More notes from a newbie, just in case this helps someone out there:
-To uninstall something (replace something with the name of whatever it is you want to uninstall), simply pip uninstall something

-If that doesn't work, try inserting sudo in front of pip.

-To see what packages you have installed on your computer already, enter pip freeze and your Terminal will spit out a list of packages along with versions. Very helpful.

-To exit a Scrapy shell, ctrl+D

SQL challenge: Customer's Orders

Challenge: customer's orders (solution in white below)

SELECT customers.name, customers.email, sum(orders.price) as total_purchase FROM customers LEFT OUTER JOIN orders ON customers.id = orders.customer_id GROUP BY customer_id ORDER BY total_purchase DESC

Takeaway notes from a newbie:
To sort in descending order, use DESC

LEFT OUTER JOIN refers to LEFT as customers in this case (the first one listed). You need to put the table with more info on the left, and join it with the right. In this case we have customers who may not have placed any orders yet. So all orders have customers who placed them, but not all customers have placed orders. So you need orders to go on the left.

SQL - Joining tables to themselves

It's strange what kinds of things you stow away from all those years of school. I remember the day I first learned in biology class that most bacteria reproduce asexually. No couples therapy for them, I guess. No nights in the doghouse or roses on Valentine's Day or any of that nonsense that humans have to deal with just to please their significant others.

My abnormal(?) fascination with this concept probably explains why I immediately thought of bacteria when I got to the lecture on self-joining tables in the Khan Academy SQL course.

This is a rather twisted topic, so I thought I would write out the concepts, just to help myself remember and understand what's going on when you try to join a table to itself.

We'll use the example from the course.
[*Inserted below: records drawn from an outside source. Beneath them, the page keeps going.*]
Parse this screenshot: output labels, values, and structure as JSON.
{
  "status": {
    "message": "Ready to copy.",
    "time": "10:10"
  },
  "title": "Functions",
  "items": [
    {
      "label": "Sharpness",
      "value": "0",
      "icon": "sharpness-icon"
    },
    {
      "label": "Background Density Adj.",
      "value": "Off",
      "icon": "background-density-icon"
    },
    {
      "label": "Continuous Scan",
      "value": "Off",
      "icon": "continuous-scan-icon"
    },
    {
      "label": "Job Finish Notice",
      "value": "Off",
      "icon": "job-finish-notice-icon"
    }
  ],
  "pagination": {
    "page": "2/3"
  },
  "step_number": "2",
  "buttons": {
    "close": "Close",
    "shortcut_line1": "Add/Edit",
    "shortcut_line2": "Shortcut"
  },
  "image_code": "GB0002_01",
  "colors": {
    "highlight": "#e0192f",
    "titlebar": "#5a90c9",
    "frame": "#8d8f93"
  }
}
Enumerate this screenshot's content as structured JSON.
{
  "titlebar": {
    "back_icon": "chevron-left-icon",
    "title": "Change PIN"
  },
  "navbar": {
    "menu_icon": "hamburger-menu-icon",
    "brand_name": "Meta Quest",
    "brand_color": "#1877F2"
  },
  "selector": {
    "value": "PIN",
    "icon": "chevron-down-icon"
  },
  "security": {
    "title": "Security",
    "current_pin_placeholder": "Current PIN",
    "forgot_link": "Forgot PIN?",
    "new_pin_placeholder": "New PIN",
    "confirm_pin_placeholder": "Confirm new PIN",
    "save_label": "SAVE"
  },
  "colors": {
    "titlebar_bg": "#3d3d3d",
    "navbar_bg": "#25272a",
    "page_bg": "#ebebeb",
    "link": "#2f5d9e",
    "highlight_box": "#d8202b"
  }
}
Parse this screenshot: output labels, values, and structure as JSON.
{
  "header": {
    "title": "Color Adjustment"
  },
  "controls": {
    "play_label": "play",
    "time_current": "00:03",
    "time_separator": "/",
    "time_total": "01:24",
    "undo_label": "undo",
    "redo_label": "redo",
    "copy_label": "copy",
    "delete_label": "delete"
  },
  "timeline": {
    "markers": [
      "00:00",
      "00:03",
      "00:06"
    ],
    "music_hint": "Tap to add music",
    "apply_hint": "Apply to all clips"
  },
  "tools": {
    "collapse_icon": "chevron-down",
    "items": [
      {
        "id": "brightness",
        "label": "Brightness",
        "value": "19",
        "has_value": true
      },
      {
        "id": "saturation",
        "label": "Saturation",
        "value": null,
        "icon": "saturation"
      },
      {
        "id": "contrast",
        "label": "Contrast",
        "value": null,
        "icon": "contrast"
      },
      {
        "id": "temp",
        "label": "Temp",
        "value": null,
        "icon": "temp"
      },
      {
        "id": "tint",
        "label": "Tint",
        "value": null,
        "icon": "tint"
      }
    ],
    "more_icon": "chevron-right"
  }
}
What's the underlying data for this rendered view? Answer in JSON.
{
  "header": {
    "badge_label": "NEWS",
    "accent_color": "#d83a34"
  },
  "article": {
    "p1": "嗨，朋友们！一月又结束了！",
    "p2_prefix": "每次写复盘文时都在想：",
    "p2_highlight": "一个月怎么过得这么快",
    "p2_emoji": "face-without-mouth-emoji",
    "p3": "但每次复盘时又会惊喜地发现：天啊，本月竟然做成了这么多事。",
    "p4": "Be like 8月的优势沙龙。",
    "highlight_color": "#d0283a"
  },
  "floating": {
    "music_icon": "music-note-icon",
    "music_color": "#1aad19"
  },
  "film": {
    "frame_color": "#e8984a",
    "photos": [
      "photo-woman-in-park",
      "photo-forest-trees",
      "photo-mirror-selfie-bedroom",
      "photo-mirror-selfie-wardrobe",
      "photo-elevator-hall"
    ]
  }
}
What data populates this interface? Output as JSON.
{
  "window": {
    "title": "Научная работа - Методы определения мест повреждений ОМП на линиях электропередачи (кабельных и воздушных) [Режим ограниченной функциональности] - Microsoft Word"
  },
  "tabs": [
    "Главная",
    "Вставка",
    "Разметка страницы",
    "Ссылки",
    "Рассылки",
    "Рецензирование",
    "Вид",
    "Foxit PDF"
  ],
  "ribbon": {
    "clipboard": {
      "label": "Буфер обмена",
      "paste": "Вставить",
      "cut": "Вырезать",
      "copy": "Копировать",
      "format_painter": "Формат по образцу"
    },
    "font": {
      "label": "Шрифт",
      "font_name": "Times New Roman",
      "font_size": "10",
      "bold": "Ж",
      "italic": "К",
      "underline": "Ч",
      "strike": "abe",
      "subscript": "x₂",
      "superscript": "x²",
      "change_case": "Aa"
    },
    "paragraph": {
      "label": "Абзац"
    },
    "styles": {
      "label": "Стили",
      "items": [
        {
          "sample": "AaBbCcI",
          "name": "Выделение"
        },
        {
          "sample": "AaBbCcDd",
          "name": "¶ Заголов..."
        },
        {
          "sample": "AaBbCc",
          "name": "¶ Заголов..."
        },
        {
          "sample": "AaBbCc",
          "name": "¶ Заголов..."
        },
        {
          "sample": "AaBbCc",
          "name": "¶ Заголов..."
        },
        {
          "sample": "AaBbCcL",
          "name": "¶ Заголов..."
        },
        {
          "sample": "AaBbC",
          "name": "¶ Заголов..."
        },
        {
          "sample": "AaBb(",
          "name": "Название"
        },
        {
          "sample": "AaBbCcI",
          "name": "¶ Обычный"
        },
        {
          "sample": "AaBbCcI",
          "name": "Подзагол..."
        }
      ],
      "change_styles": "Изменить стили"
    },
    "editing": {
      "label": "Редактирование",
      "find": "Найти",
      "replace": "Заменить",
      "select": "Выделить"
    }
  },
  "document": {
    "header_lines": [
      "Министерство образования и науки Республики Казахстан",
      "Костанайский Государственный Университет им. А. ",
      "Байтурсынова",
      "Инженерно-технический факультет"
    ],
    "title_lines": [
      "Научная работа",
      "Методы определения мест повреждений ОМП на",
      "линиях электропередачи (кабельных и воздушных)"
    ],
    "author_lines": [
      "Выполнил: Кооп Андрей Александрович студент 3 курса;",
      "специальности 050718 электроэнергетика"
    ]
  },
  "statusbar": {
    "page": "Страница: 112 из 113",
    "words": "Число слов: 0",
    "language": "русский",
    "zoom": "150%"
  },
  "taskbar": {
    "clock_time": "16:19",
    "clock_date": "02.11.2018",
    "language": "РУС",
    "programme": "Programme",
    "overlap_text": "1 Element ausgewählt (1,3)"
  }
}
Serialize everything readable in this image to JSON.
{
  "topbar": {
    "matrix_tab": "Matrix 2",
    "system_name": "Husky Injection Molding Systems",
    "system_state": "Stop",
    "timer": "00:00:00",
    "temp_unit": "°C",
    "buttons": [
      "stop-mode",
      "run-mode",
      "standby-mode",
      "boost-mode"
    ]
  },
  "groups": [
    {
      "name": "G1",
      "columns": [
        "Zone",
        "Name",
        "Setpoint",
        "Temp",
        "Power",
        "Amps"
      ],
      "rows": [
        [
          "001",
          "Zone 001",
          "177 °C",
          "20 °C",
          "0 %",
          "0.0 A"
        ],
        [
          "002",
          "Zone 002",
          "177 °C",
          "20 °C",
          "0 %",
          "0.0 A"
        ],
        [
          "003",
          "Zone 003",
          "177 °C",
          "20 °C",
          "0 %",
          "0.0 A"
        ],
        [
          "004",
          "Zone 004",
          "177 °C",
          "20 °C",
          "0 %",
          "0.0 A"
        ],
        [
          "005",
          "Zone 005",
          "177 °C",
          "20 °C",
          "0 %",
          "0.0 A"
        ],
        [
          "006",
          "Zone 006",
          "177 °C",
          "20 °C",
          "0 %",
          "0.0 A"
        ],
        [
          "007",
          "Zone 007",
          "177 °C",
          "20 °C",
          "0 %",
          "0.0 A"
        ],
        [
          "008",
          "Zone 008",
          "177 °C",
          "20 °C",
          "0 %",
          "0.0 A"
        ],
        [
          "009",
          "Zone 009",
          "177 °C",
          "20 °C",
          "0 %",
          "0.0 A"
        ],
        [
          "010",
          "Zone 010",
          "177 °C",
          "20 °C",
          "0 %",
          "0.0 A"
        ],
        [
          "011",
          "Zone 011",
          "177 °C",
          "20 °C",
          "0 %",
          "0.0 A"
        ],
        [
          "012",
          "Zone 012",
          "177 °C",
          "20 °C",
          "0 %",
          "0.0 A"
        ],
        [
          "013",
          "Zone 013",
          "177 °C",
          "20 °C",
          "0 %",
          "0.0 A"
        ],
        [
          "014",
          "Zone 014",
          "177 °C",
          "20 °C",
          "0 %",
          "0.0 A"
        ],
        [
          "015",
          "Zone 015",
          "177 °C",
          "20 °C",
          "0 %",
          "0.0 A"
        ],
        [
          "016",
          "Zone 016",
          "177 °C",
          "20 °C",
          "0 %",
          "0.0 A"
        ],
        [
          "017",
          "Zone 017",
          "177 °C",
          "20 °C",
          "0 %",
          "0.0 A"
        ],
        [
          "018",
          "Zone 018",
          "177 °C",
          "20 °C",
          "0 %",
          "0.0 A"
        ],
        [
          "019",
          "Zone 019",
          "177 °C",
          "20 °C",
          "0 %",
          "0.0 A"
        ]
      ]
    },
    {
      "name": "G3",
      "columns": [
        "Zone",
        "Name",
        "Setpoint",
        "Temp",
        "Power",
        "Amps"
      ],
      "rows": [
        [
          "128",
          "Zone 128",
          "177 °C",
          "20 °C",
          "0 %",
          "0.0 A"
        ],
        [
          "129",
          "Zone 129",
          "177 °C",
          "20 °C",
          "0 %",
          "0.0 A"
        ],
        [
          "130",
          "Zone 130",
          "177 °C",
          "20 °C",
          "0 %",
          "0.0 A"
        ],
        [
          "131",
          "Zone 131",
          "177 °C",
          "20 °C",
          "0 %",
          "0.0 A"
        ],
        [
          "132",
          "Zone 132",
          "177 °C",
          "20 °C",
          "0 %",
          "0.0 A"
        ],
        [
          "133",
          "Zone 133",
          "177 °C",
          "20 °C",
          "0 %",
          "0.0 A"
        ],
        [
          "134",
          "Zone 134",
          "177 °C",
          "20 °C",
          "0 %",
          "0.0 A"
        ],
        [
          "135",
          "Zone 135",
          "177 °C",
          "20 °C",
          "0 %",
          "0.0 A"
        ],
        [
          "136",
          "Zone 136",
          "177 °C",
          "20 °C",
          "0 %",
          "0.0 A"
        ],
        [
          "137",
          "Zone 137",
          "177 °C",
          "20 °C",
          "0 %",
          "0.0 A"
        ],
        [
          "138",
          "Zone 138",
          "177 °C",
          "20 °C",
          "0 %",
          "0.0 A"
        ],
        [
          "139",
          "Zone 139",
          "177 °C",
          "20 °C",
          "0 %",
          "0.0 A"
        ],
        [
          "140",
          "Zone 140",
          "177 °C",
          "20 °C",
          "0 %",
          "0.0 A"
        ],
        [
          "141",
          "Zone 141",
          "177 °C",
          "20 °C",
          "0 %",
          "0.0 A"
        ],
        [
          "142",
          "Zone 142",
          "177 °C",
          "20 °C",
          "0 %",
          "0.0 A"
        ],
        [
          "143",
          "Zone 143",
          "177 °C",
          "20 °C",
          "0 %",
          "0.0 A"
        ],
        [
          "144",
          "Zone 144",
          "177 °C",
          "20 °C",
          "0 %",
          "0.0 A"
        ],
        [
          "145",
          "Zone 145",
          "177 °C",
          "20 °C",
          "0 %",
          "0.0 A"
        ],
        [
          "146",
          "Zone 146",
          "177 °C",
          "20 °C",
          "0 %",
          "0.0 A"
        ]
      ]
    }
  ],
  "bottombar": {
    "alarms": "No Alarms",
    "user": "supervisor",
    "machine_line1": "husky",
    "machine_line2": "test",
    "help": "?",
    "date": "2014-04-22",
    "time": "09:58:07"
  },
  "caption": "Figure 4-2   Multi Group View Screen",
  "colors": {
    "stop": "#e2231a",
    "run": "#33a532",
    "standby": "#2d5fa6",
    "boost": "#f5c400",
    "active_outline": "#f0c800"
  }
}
We have a table of students' first names, last names, email addresses and buddy_ids. Each student has a different buddy. If we want to generate a table that shows Student 1's first name & last name alongside Student 1's buddy's email, then we would issue the following command:
SELECT students.first_name, students.last_name, buddies.email as buddy_email FROM students JOIN students buddies ON students.buddy_id = buddies.id;

In a normal JOIN command you have two separate tables, but since in this case, you're joining a table to itself, you need to create an alias for the table name. In this case, the alias for students is buddies, indicated by "students buddies" above.

The ON portion is what ties the fields together (what info to join the data on).

"buddies.email as buddy_email" -- the "as buddy_email" is not required, it's just what you want the column name to be in the data you're selecting.